甲『やれやれ恐ろしい事だつたのう。すんでの事で竜宮行きをする所だつたが、渡る浮世に鬼は無い、天道は人を殺さずとはよく言つたものだ。日の出神様がこの船に乗つて居られなかつたら、吾々は鱶の餌食になつて了つたかも知れない。若しもソンナ事があつたら、俺は死ぬのは天命だと思つて諦めるが、国に残つた妻や子が、どうして月日を送るだらう。女房が「あゝ恋しい民さまは」と云つて泣くかも知れぬ』
乙『コンナ処でのろけるない。貴様が死んだつて泣く者があるか。村中の悪者が無くなつたと云つて、餅でも搗いて祝ふ者もあらうし、貴様の嬶は、鹿公と入魂だから、邪魔が払はれた、目の上の瘤が取れたと云うて、餅でも搗いて祝ふかも知れぬよ。泣く者と云つたら烏か、柿の木に蝉がとまつて啼く位だ。アツハツハヽヽ』
民『馬鹿にするない、死んで喜ぶ奴が広い世界に有つて堪るか。天にも地にも、一人の夫一人の女房だ。
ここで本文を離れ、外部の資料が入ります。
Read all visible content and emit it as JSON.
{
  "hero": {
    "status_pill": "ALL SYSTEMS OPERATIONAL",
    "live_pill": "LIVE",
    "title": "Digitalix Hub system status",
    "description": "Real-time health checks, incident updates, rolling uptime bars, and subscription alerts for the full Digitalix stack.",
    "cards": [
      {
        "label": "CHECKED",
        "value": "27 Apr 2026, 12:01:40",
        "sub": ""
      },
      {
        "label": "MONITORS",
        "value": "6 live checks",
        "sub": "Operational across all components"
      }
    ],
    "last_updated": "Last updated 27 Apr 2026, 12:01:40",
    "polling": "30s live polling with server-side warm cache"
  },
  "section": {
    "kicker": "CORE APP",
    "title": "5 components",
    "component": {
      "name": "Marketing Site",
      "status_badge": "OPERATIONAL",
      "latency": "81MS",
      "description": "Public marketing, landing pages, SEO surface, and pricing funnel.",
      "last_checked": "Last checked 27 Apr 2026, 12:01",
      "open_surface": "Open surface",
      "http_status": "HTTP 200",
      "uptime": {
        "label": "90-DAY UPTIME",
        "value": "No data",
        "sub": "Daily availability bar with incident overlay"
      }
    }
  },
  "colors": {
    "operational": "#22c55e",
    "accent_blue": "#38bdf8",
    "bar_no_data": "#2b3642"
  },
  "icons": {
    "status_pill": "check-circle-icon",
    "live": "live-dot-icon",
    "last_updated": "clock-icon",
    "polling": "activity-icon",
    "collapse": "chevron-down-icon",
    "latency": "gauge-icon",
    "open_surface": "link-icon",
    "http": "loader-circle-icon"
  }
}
俺が国許を出立する時、女房が俺の袂に縋りついて、ドウゾ一日も早う帰つて来て頂戴ネ、あなたのお顔が見えねば夜も明けぬ、日も暮れぬ、毎日高砂の空を眺めて待つて居ます、エヘン、あの優しい顔で泣きよつたぞ。そこを貴様に見せてやりたかつたワイ』
乙『馬鹿にするない。あの優しい嬶も有つたものかい、頭の禿げた神楽鼻の、鰐口の団栗目の、天下一品珍無類の御面相の別嬪を、烏だつて顧みるものは有りやしないよ』
丙『左様も言はれぬぞ。何時やらも野良へ出て働いて居る時に、側の森に烏が来よつて、カカア、カカアと呼んで居たよ』
民『ソンナ話は止めにして神様を拝まぬかい。また波でも立つたら、今度はもう助かりつこは無いぞ』
丁『此間も、面那芸の宣使さまとかが船に乗つて、筑紫の島から天教山へ行かれる途中に海が荒れて船は暗礁にぶつつかり、メキメキと壊れて了つた。そして客は残らず死んで了つたと云ふことだよ』
民『その面那芸の宣使はどう成つたのだ。ソンナ時には此処に御座る日の出神様の様に、何故神徳をよう現さなかつたのだらう。面那芸の司とは噂に聞く宣伝使でないか』
乙『さう、宣伝使だ。併し神徳が無いから、危急存亡の場合に人を救ふ様な事は、薩張りようセンデン使だよ。それで自分も一緒にぶくぶくと脆くも沈んで了つて、あゝあゝ苦しい辛い難儀な事に成つたと泡を吹いた。そこでつらなぎの司ぢや。誰も彼も皆辛い難儀な目に逢つて、つらなぎのかみに成つて了つたのだ。最前のやうに、清彦さまの様な説教をする宣伝使もあるし、若しも日の出神が此の船に乗つて居られ無かつたら清彦の宣伝使が、また面那芸の司の様な運命に成つたかも知れぬ。さうすれば俺らも皆面那芸のめに逢うとるのだ。日の出神様の御神徳を忘れてはならぬぞ、あゝ有難い、有難い』
と口々に私語てゐる。日の出神はこの雑談中に、面那芸の司の乗れる船の沈没した事を聞いて胸を躍らせ、その顔には、颯と不安の色漂ひにける。